助演男優賞を受賞したキー・ホイ・クァンは、80年代に『インディ・ジョーンズ/魔宮の伝説』や『グーニーズ』で天才子役として一世を風靡した。

しかし、その後はアジア系俳優としての役柄に恵まれず、俳優業を引退。

本作で、約20年ぶりに俳優として本格復帰し、見事オスカー像を手にした彼の物語は、映画そのものと同じくらい感動的だと世界中の涙を誘った。

ミシェル・ヨー、アジア人初の主演女優賞

香港のアクションスターとして長年活躍してきたミシェル・ヨーが、本作でアジア人初のアカデミー賞主演女優賞を受賞したことも、歴史的な出来事だった。

「ダニエルズ」監督の狂気と才能

監督のダニエル・クワンとダニエル・シャイナート(通称:ダニエルズ)は、前作『スイス・アーミー・マン』(死体が主人公の映画)でも知られる、奇想天外なアイデアの持ち主。

低予算の中で、VFXチームを極限まで減らし、自分たちで編集やエフェクトを手掛けるなど、その独創的な映像作りも高く評価された。

6.映画『エブリシング・エブリウェア・オール・アット・ワンス』の感想

  

『エブリシング・エブリウェア・オール・アット・ワンス』は、ジェットコースターのようだ。

カンフー、SF、コメディ、家族ドラマ、哲学。

あらゆるジャンルをごちゃ混ぜにし、目まぐるしいスピードで我々の脳に叩き込んでくる。

正直、最初は情報量の多さに混乱するかもしれない。

しかし、そのカオスの中心には、驚くほどシンプルで、温かいメッセージが隠されている。

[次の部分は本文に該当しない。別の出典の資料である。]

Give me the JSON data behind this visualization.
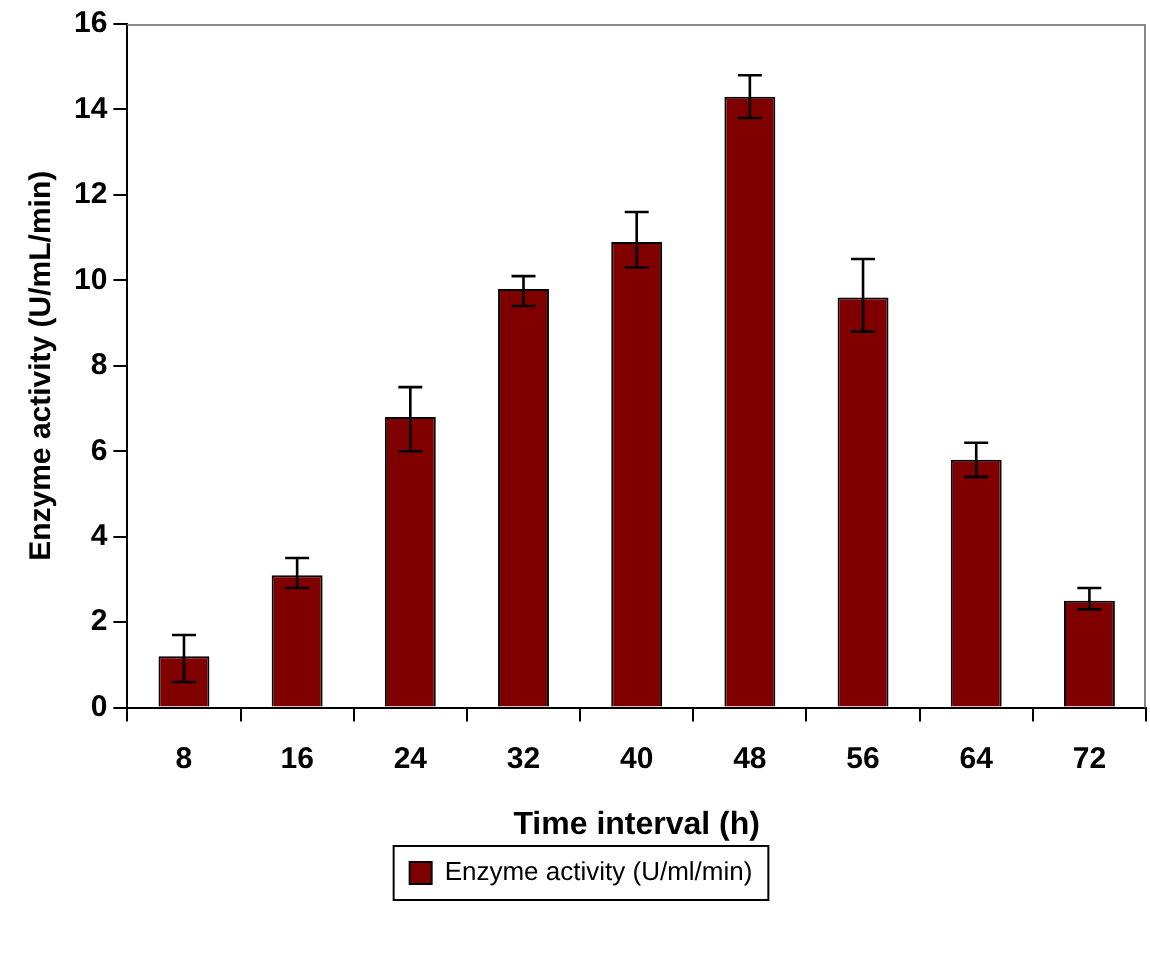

この映画の重要な点は、マルチバースという壮大なスケールの設定を、「人生の“もしも”」という、誰もが一度は考えたことのある個人的な後悔や願望のメタファーとして使ったことだ。

「もし、あの時違う選択をしていたら…」。

エヴリンは、その全ての可能性(成功した自分も、失敗した自分も)を経験した上で、最終的に、目の前にある、不完全で、サイアクで、しかし、かけがえのない「今の人生」を選ぶ。

そして、その選択を後押しするのが、キー・ホイ・クァン演じるウェイモンドの「優しさ」だ。

彼の哲学は、現代社会における一つの答えかもしれない。

冷笑や暴力ではなく、優しさと理解で戦うこと。

その一見弱々しく見える力が、実は最強なのだと、この映画は教えてくれる。

これは、家族の物語であり、そして、人生の岐路に立つ全ての人々の物語だ。

まとめ

本記事では、映画『エブリシング・エブリウェア・オール・アット・ワンス』を、あらすじからネタバレ、トリビアに至るまで徹底的に解説してきた。



この映画は、混沌とした現代を生きる我々への、一つの答えだ。

人生はサイアクで、意味なんてないのかもしれない。

でも、だからこそ、誰かを愛し、優しくすることを選ぶ。

その選択こそが、暗闇を照らす唯一の光なのだと。

見終わった後、あなたはきっと、自分の人生を、ほんの少しだけ愛おしく思えるはずだ。